Ditto for the body control and handling, which is flatter and more tied-down than many SUVs, and the direct steering that has changeable resistance levels contingent on the style of driving you want to do.
The ride quality is firm, but never brittle or jittery over sharp hits and corrugations despite the low-profile tyres. The damping offers enough control to retain an agile feel, but there are degrees of decoupling from surface changes too.
We did notice some tyre roar over coarser chip roads, which interrupted the interior ambience. It’s not terrible, but there are times where its refinement levels could be better.
In terms of off-roading, it’d be best to stick to light duties. You have a decent but hardly super-high-riding 164mm of clearance, but it’s reassuring to know you can rely on all-paw traction on snow, mud, or even wet grass.
Once those front wheels slip, it’s showtime for the car’s electronic brain to order the AWD system’s multi-plate clutch, to engage the rear wheels. An off-road-focused drive mode changes the drivetrain and stability control parameters to suit slippery surfaces.
Skoda Australia gives you a five-year and unlimited-kilometre warranty. You get a year of free roadside assistance with that, which is extended each time you return the car to an official dealer for servicing.
In terms of maintenance, the smart money is put into a pre-paid Service Pack, which covers the first five services (each visit at a 12 months or 15,000km intervals) for $1400.
Skoda offers such a plan to entice you to keep your car serviced at one of its dealers rather than an independent repairer. If you elect to pay-as-you-go, the first five years/75,000km of servicing will instead cost you a steep $2527.
Once you add some choice option packs, as fitted to our test car, that $44,000 drive-away bargain price point is altered somewhat, to north of $50,000 – which changes the equation a tad.
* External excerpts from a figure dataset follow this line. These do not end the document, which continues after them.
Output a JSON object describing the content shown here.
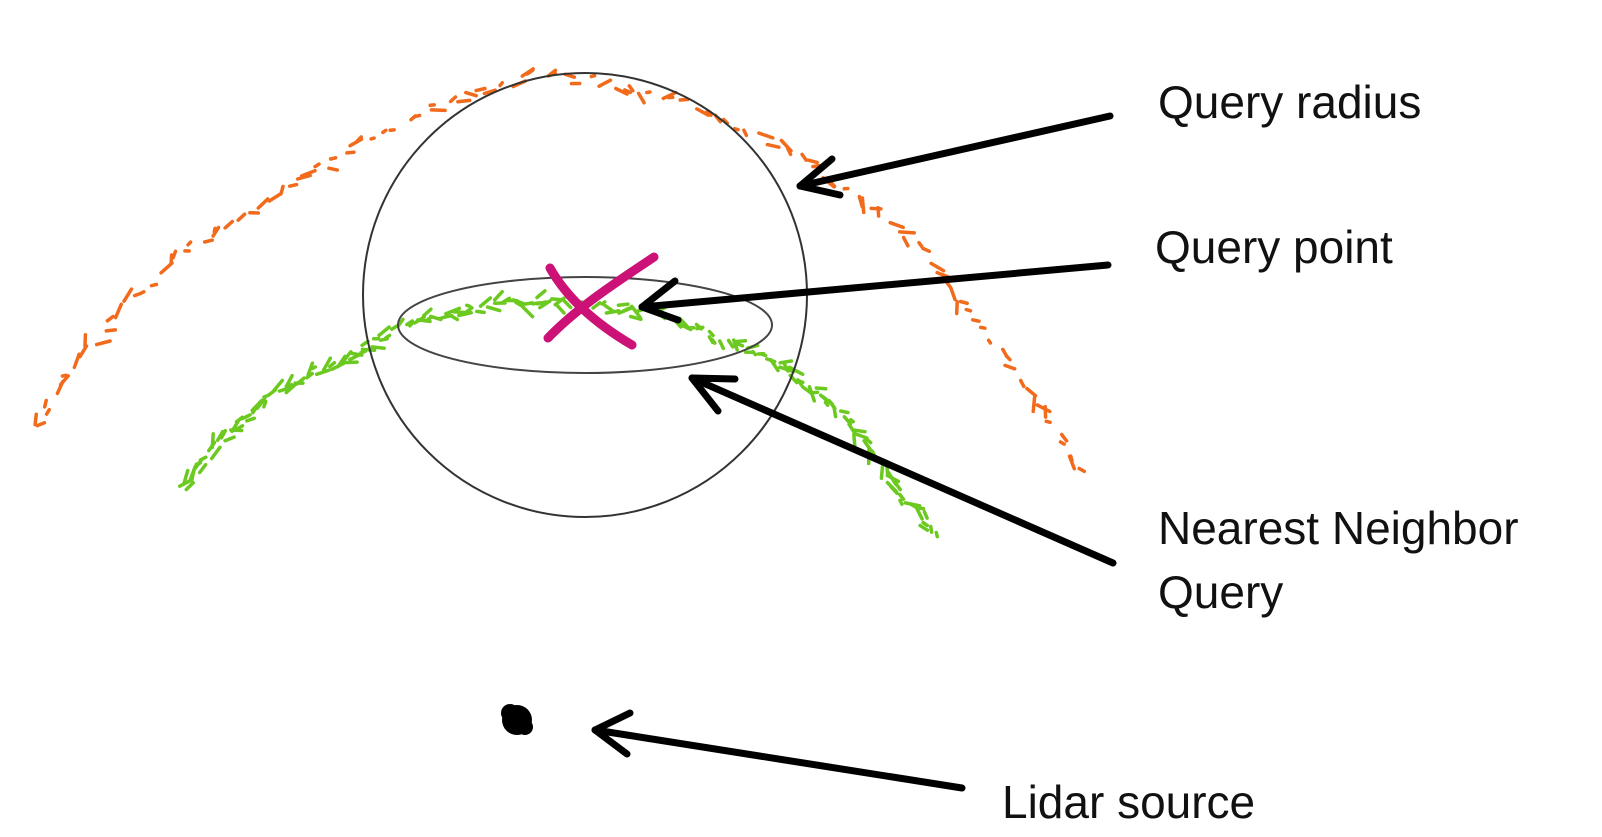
{
  "labels": {
    "query_radius": "Query radius",
    "query_point": "Query point",
    "nn_query_line1": "Nearest Neighbor",
    "nn_query_line2": "Query",
    "lidar_source": "Lidar source"
  },
  "colors": {
    "far_scan": "#f26a1b",
    "near_scan": "#6cc91f",
    "query_point_mark": "#cc1177",
    "outline": "#333333",
    "arrow": "#000000"
  },
  "icons": {
    "query_point": "x-mark",
    "lidar_source": "filled-dot"
  }
}
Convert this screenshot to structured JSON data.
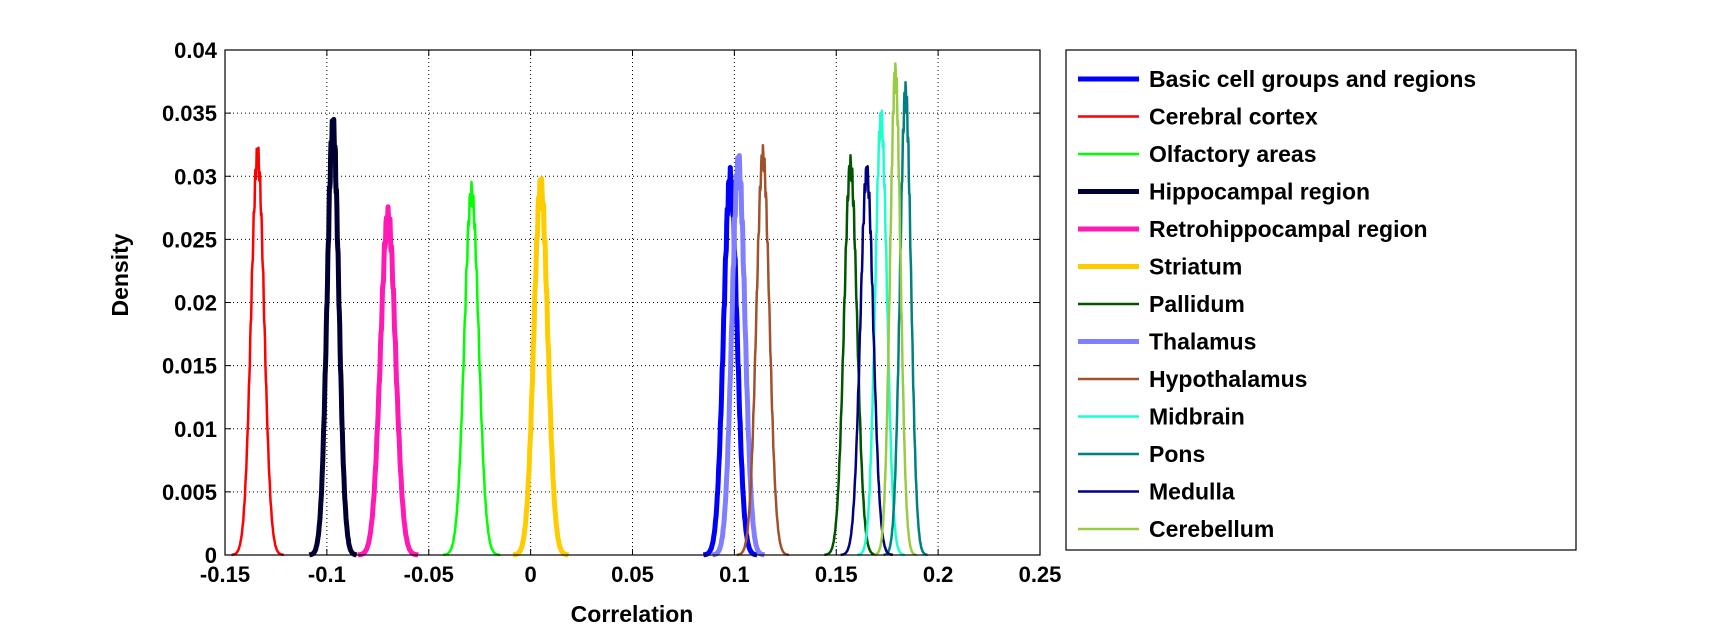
{
  "chart_data": {
    "type": "line",
    "xlabel": "Correlation",
    "ylabel": "Density",
    "xlim": [
      -0.15,
      0.25
    ],
    "ylim": [
      0,
      0.04
    ],
    "xticks": [
      "-0.15",
      "-0.1",
      "-0.05",
      "0",
      "0.05",
      "0.1",
      "0.15",
      "0.2",
      "0.25"
    ],
    "yticks": [
      "0",
      "0.005",
      "0.01",
      "0.015",
      "0.02",
      "0.025",
      "0.03",
      "0.035",
      "0.04"
    ],
    "grid": true,
    "legend_position": "outside-right",
    "series": [
      {
        "name": "Basic cell groups and regions",
        "color": "#0000ff",
        "thick": true,
        "mean": 0.098,
        "sd": 0.0033,
        "peak": 0.0298
      },
      {
        "name": "Cerebral cortex",
        "color": "#ff0000",
        "thick": false,
        "mean": -0.134,
        "sd": 0.0032,
        "peak": 0.0316
      },
      {
        "name": "Olfactory areas",
        "color": "#00ff00",
        "thick": false,
        "mean": -0.029,
        "sd": 0.0035,
        "peak": 0.0287
      },
      {
        "name": "Hippocampal region",
        "color": "#000033",
        "thick": true,
        "mean": -0.097,
        "sd": 0.0029,
        "peak": 0.0338
      },
      {
        "name": "Retrohippocampal region",
        "color": "#ff1ab3",
        "thick": true,
        "mean": -0.07,
        "sd": 0.0037,
        "peak": 0.0268
      },
      {
        "name": "Striatum",
        "color": "#ffcc00",
        "thick": true,
        "mean": 0.005,
        "sd": 0.0034,
        "peak": 0.0292
      },
      {
        "name": "Pallidum",
        "color": "#005500",
        "thick": false,
        "mean": 0.157,
        "sd": 0.0032,
        "peak": 0.0308
      },
      {
        "name": "Thalamus",
        "color": "#7f7fff",
        "thick": true,
        "mean": 0.102,
        "sd": 0.0032,
        "peak": 0.031
      },
      {
        "name": "Hypothalamus",
        "color": "#a0522d",
        "thick": false,
        "mean": 0.114,
        "sd": 0.0032,
        "peak": 0.0316
      },
      {
        "name": "Midbrain",
        "color": "#1affcc",
        "thick": false,
        "mean": 0.172,
        "sd": 0.0029,
        "peak": 0.0345
      },
      {
        "name": "Pons",
        "color": "#008080",
        "thick": false,
        "mean": 0.184,
        "sd": 0.0027,
        "peak": 0.0365
      },
      {
        "name": "Medulla",
        "color": "#000080",
        "thick": false,
        "mean": 0.165,
        "sd": 0.0032,
        "peak": 0.0302
      },
      {
        "name": "Cerebellum",
        "color": "#99cc44",
        "thick": false,
        "mean": 0.179,
        "sd": 0.0026,
        "peak": 0.038
      }
    ]
  }
}
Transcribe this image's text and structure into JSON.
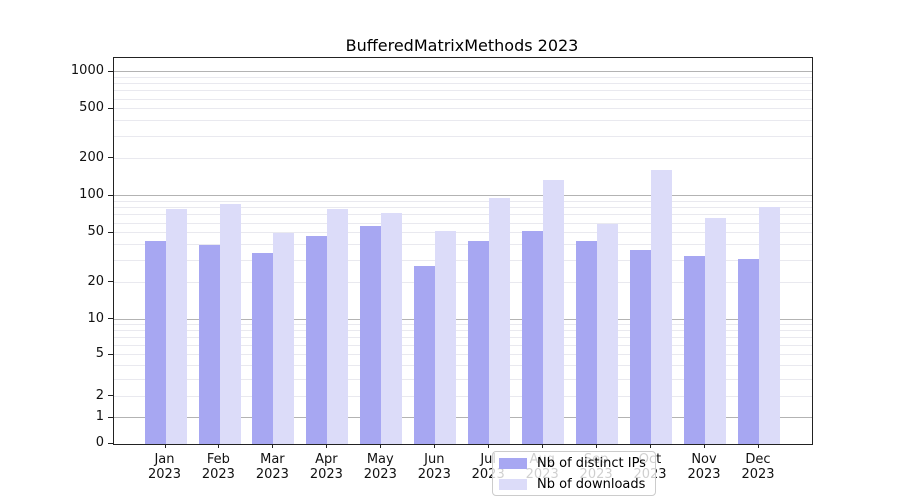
{
  "chart_data": {
    "type": "bar",
    "title": "BufferedMatrixMethods 2023",
    "categories": [
      "Jan 2023",
      "Feb 2023",
      "Mar 2023",
      "Apr 2023",
      "May 2023",
      "Jun 2023",
      "Jul 2023",
      "Aug 2023",
      "Sep 2023",
      "Oct 2023",
      "Nov 2023",
      "Dec 2023"
    ],
    "series": [
      {
        "name": "Nb of distinct IPs",
        "color": "#a7a7f2",
        "values": [
          43,
          40,
          35,
          48,
          57,
          27,
          43,
          52,
          43,
          37,
          33,
          31
        ]
      },
      {
        "name": "Nb of downloads",
        "color": "#dcdcf9",
        "values": [
          78,
          86,
          50,
          79,
          73,
          52,
          96,
          135,
          59,
          162,
          66,
          81
        ]
      }
    ],
    "yscale": "symlog",
    "yticks": [
      0,
      1,
      2,
      5,
      10,
      20,
      50,
      100,
      200,
      500,
      1000
    ],
    "ylim": [
      0,
      1300
    ],
    "xlabel": "",
    "ylabel": "",
    "grid": "on",
    "legend_position": "lower center",
    "colors": {
      "axis": "#222222",
      "grid_major": "#b3b3b3",
      "grid_minor": "#e9e9ef",
      "background": "#ffffff"
    }
  }
}
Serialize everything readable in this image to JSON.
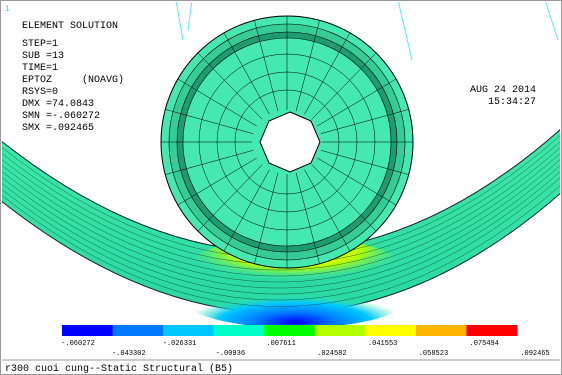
{
  "viewport_label": "1",
  "header": {
    "title": "ELEMENT SOLUTION",
    "info": [
      "STEP=1",
      "SUB =13",
      "TIME=1",
      "EPTOZ     (NOAVG)",
      "RSYS=0",
      "DMX =74.0843",
      "SMN =-.060272",
      "SMX =.092465"
    ]
  },
  "timestamp": {
    "date": "AUG 24 2014",
    "time": "15:34:27"
  },
  "legend": {
    "colors": [
      "#0000ff",
      "#0078ff",
      "#00c8ff",
      "#00ffc8",
      "#00ff00",
      "#b4ff00",
      "#ffff00",
      "#ffb400",
      "#ff0000"
    ],
    "labels": [
      "-.060272",
      "-.043302",
      "-.026331",
      "-.00936",
      ".007611",
      ".024582",
      ".041553",
      ".058523",
      ".075494",
      ".092465"
    ]
  },
  "footer": "r300 cuoi cung--Static Structural (B5)"
}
But the Karoq Sportline is really what Skoda’s middle-child SUV should’ve been all along, had factory supply been sufficient from day one.
It has the brand’s signature outsider charm mixed with a premium European feel, a ripping little drivetrain, handsome design, plenty of space inside given the small footprint, and reasonable running costs through an admittedly small dealer network.
It’s the sort of mid-sized SUV that requires a little outside the box thinking, but I’d happily recommend you take the plunge.